IL RESTO DELLA NOTA DI [email protected] PER L'AQUILA

Nemmeno a noi interessa sapere chi vincerà la gara, ma esigiamo di sapere come si intende garantire la legge sulla clausola sociale! Si può e si deve spiegarlo. Ci sono molti validi motivi per esigerlo, e soprattutto il fatto che l'Inps non è un'azienda privata, ma un ente pubblico.

Insomma, Boeri poteva esprimersi molto meglio: vogliamo pensare che sia stato preso alla sprovvista (questi giornalisti d'assalto!...) preso com'è da tanti impegni che gli rendono difficile concentrarsi sulle sorti di oltre 2.000 lavoratori.
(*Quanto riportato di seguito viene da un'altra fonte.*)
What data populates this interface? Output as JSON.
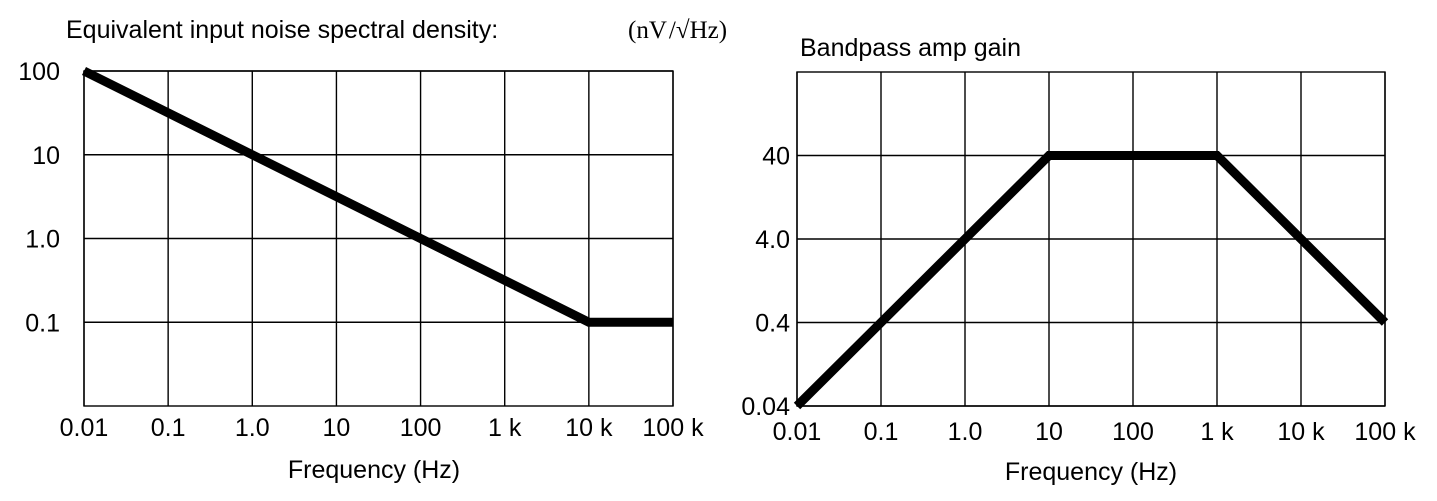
{
  "chart_data": [
    {
      "type": "line",
      "title": "Equivalent input noise spectral density:",
      "ylabel": "(nV/√Hz)",
      "ylabel_parts": {
        "open": "(nV",
        "slash": "/",
        "root": "√",
        "unit": "Hz",
        "close": ")"
      },
      "xlabel": "Frequency (Hz)",
      "x_scale": "log",
      "y_scale": "log",
      "grid": true,
      "xlim": [
        0.01,
        100000
      ],
      "ylim": [
        0.01,
        100
      ],
      "x_ticks": [
        {
          "value": 0.01,
          "label": "0.01"
        },
        {
          "value": 0.1,
          "label": "0.1"
        },
        {
          "value": 1,
          "label": "1.0"
        },
        {
          "value": 10,
          "label": "10"
        },
        {
          "value": 100,
          "label": "100"
        },
        {
          "value": 1000,
          "label": "1 k"
        },
        {
          "value": 10000,
          "label": "10 k"
        },
        {
          "value": 100000,
          "label": "100 k"
        }
      ],
      "y_ticks": [
        {
          "value": 100,
          "label": "100"
        },
        {
          "value": 10,
          "label": "10"
        },
        {
          "value": 1,
          "label": "1.0"
        },
        {
          "value": 0.1,
          "label": "0.1"
        }
      ],
      "series": [
        {
          "x": [
            0.01,
            10000,
            100000
          ],
          "y": [
            100,
            0.1,
            0.1
          ]
        }
      ]
    },
    {
      "type": "line",
      "title": "Bandpass amp gain",
      "xlabel": "Frequency (Hz)",
      "x_scale": "log",
      "y_scale": "log",
      "grid": true,
      "xlim": [
        0.01,
        100000
      ],
      "ylim": [
        0.04,
        400
      ],
      "x_ticks": [
        {
          "value": 0.01,
          "label": "0.01"
        },
        {
          "value": 0.1,
          "label": "0.1"
        },
        {
          "value": 1,
          "label": "1.0"
        },
        {
          "value": 10,
          "label": "10"
        },
        {
          "value": 100,
          "label": "100"
        },
        {
          "value": 1000,
          "label": "1 k"
        },
        {
          "value": 10000,
          "label": "10 k"
        },
        {
          "value": 100000,
          "label": "100 k"
        }
      ],
      "y_ticks": [
        {
          "value": 40,
          "label": "40"
        },
        {
          "value": 4,
          "label": "4.0"
        },
        {
          "value": 0.4,
          "label": "0.4"
        },
        {
          "value": 0.04,
          "label": "0.04"
        }
      ],
      "series": [
        {
          "x": [
            0.01,
            10,
            1000,
            100000
          ],
          "y": [
            0.04,
            40,
            40,
            0.4
          ]
        }
      ]
    }
  ]
}
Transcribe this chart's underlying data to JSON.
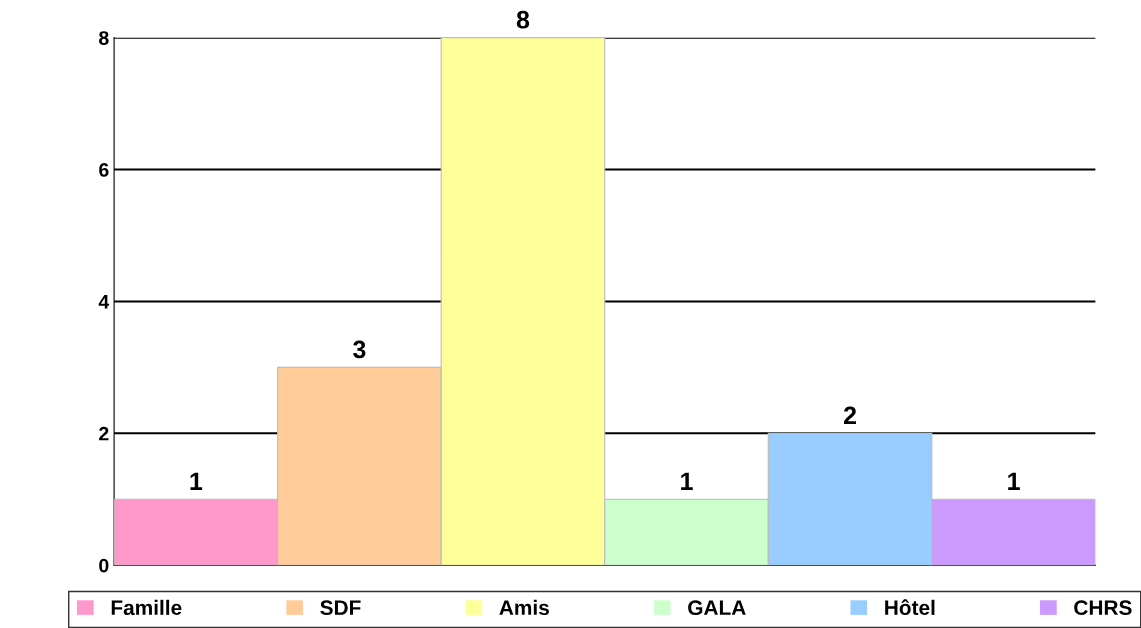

Dobbiamo dargli una mano ricordandoglielo spesso.

Noi abbiamo ampiamente spiegato a tutta Italia perchè un Bando che non assicura la continuità occupazionale degli attuali addetti è semplicemente illegittimo, oltre che causa di sperpero di soldi pubblici, oltre a mettere a rischio la qualità del servizio pubblico. 

Stiamo chiedendo semplicemente il rispetto della legge.

Vogliamo basarci sui fatti e sugli atti amministrativi, pertanto continueremo a tempestare l'Inps e le istituzioni locali affinché lo tempestino soprattutto loro.
L’INPS e i suoi dirigenti competenti devono esprimersi.

Non si illudano neanche di mettere le istituzioni ed i lavoratori davanti al fatto compiuto: un Bando scorretto provocherebbe una mobilitazine ancora più elevata, oltre che ricorsi legali ad ogni livello.

Noi però continuiamo a voler essere ottimisti. 

A "volerlo" essere, non semplicemente ad esserlo!